Download Australia s Century of Surf Book in PDF, Epub and Kindle

"Australia's century of surf marks the centenary of the great Hawaiian Olympic swimmer and surfer Duke Kahanamoku's visit to Australia in 1914. Duke was not the first to ride a surfboard in Australia, but his surfing exhibitions in the summer of 1914-15 set in motion a great wave of oceanic obsession that continues to this day. Surfing has morphed from exotic curio to regimented training for lifesavers, from counterculture revolution to respectable mainstream sport. Along the way, it's shaped our coastal migrations, spawned vast business empires and design innovations, produced sports stars and spectacular casualties, and helped the beach overtake the bush as our national, natural habitat of choice."--Back cover.

Saltwater Spirituals and Deeper Blues

Saltwater Spirituals and Deeper Blues
Author: George Elliott Clarke
Publsiher: Porters Lake, N.S. : Pottersfield Press
Total Pages: 104
Release: 1983
Genre: Black people
ISBN: PSU:000009599307

Download Saltwater Spirituals and Deeper Blues Book in PDF, Epub and Kindle

Oceanography of the British Columbia Coast

Oceanography of the British Columbia Coast
Author: Richard E. Thomson
Publsiher: Unknown
Total Pages: 328
Release: 1981
Genre: Science
ISBN: UVA:35007003961699

Download Oceanography of the British Columbia Coast Book in PDF, Epub and Kindle

This book deals with the physical aspects of the sea as exemplified by the Pacific Ocean and the contiguous waters of the British Columbia coast. Although principally devoted to waves, currents and tides, the book spans a broad spectrum of topics ranging from meteorology and marine biology to past and present marine geology. It attempts to elucidate the nature of oceanic motions and to relate them to everyday experience for the general interest of the casual reader and for the practical benefit of the professional mariner, scientist, or engineer.

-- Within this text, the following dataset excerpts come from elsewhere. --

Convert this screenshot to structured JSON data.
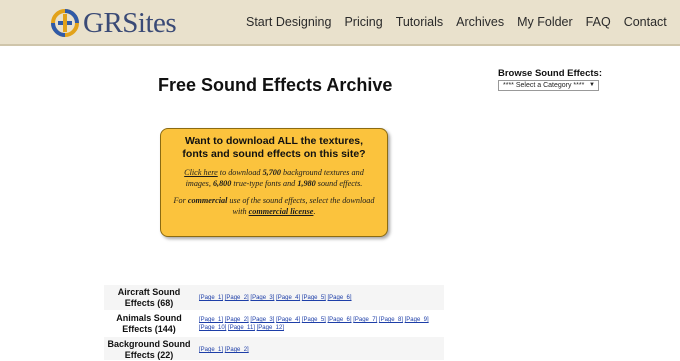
{
  "site": {
    "logo_text": "GRSites"
  },
  "nav": [
    {
      "label": "Start Designing"
    },
    {
      "label": "Pricing"
    },
    {
      "label": "Tutorials"
    },
    {
      "label": "Archives"
    },
    {
      "label": "My Folder"
    },
    {
      "label": "FAQ"
    },
    {
      "label": "Contact"
    }
  ],
  "page": {
    "title": "Free Sound Effects Archive"
  },
  "sidebar": {
    "title": "Browse Sound Effects:",
    "select_value": "**** Select a Category ****"
  },
  "promo": {
    "heading": "Want to download ALL the textures, fonts and sound effects on this site?",
    "link1": "Click here",
    "p1_a": " to download ",
    "p1_b": "5,700",
    "p1_c": " background textures and images, ",
    "p1_d": "6,800",
    "p1_e": " true-type fonts and ",
    "p1_f": "1,980",
    "p1_g": " sound effects.",
    "p2_a": "For ",
    "p2_b": "commercial",
    "p2_c": " use of the sound effects, select the download with ",
    "link2": "commercial license",
    "p2_d": "."
  },
  "categories": [
    {
      "name": "Aircraft Sound Effects (68)",
      "pages": [
        "[Page_1]",
        "[Page_2]",
        "[Page_3]",
        "[Page_4]",
        "[Page_5]",
        "[Page_6]"
      ]
    },
    {
      "name": "Animals Sound Effects (144)",
      "pages": [
        "[Page_1]",
        "[Page_2]",
        "[Page_3]",
        "[Page_4]",
        "[Page_5]",
        "[Page_6]",
        "[Page_7]",
        "[Page_8]",
        "[Page_9]",
        "[Page_10]",
        "[Page_11]",
        "[Page_12]"
      ]
    },
    {
      "name": "Background Sound Effects (22)",
      "pages": [
        "[Page_1]",
        "[Page_2]"
      ]
    }
  ],
  "colors": {
    "header_bg": "#e9e1cc",
    "promo_bg": "#fbc33d",
    "link": "#1d3ea8",
    "logo_text": "#3a4a76"
  }
}
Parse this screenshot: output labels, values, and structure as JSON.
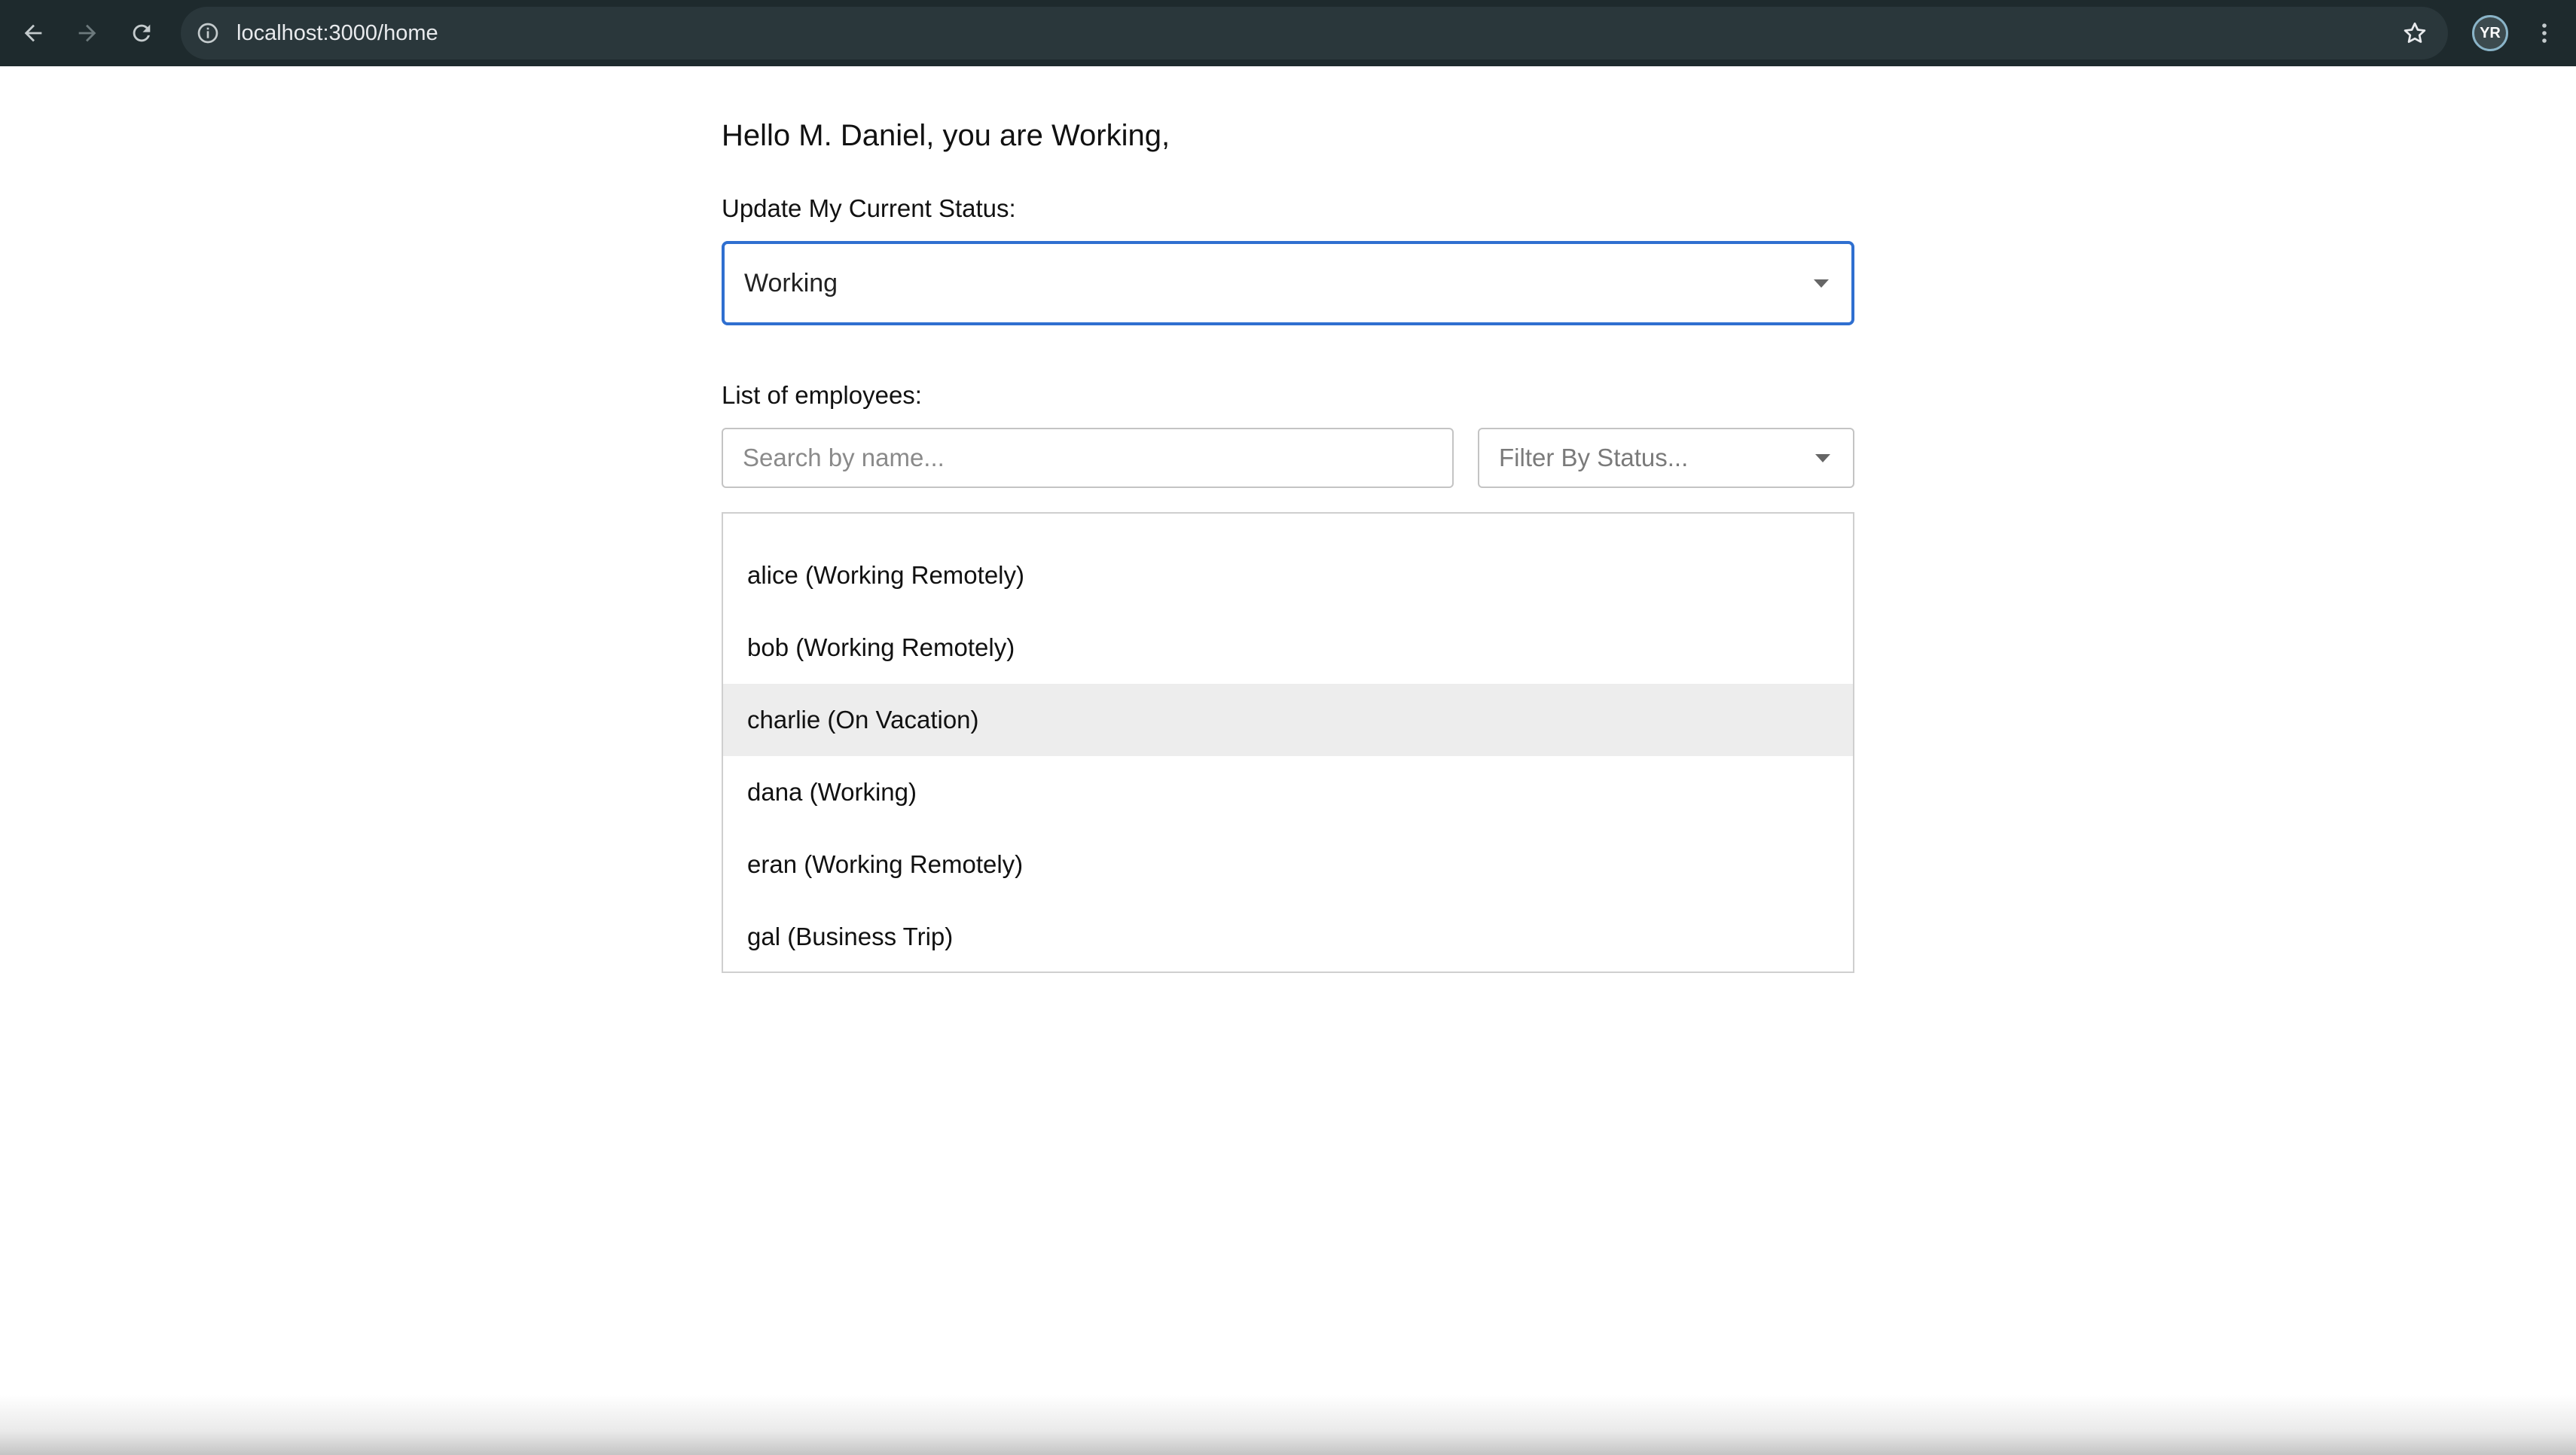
{
  "browser": {
    "url": "localhost:3000/home",
    "profile_initials": "YR"
  },
  "page": {
    "greeting": "Hello M. Daniel, you are Working,",
    "status_label": "Update My Current Status:",
    "status_selected": "Working",
    "employees_label": "List of employees:",
    "search_placeholder": "Search by name...",
    "filter_placeholder": "Filter By Status..."
  },
  "employees": [
    {
      "label": "alice (Working Remotely)"
    },
    {
      "label": "bob (Working Remotely)"
    },
    {
      "label": "charlie (On Vacation)",
      "highlighted": true
    },
    {
      "label": "dana (Working)"
    },
    {
      "label": "eran (Working Remotely)"
    },
    {
      "label": "gal (Business Trip)"
    }
  ],
  "colors": {
    "browser_bar": "#1e2a2d",
    "focus_border": "#2f6fd0",
    "row_highlight": "#ededed"
  },
  "icons": [
    "back-arrow-icon",
    "forward-arrow-icon",
    "reload-icon",
    "info-icon",
    "star-icon",
    "kebab-menu-icon",
    "chevron-down-icon"
  ]
}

Staying the Course Staying Alive

Staying the Course  Staying Alive
Author: Biodiversity BC.
Publsiher: Unknown
Total Pages: 82
Release: 2009
Genre: Biodiversity conservation
ISBN: 0980974550

Download Staying the Course Staying Alive Book in PDF, Epub and Kindle

The Saltwater Frontier

The Saltwater Frontier
Author: Andrew Lipman
Publsiher: Yale University Press
Total Pages: 363
Release: 2015-11-03
Genre: History
ISBN: 9780300216691

Download The Saltwater Frontier Book in PDF, Epub and Kindle

Andrew Lipman’s eye-opening first book is the previously untold story of how the ocean became a “frontier” between colonists and Indians. When the English and Dutch empires both tried to claim the same patch of coast between the Hudson River and Cape Cod, the sea itself became the arena of contact and conflict. During the violent European invasions, the region’s Algonquian-speaking Natives were navigators, boatbuilders, fishermen, pirates, and merchants who became active players in the emergence of the Atlantic World. Drawing from a wide range of English, Dutch, and archeological sources, Lipman uncovers a new geography of Native America that incorporates seawater as well as soil. Looking past Europeans’ arbitrary land boundaries, he reveals unseen links between local episodes and global events on distant shores. Lipman’s book “successfully redirects the way we look at a familiar history” (Neal Salisbury, Smith College). Extensively researched and elegantly written, this latest addition to Yale’s seventeenth-century American history list brings the early years of New England and New York vividly to life.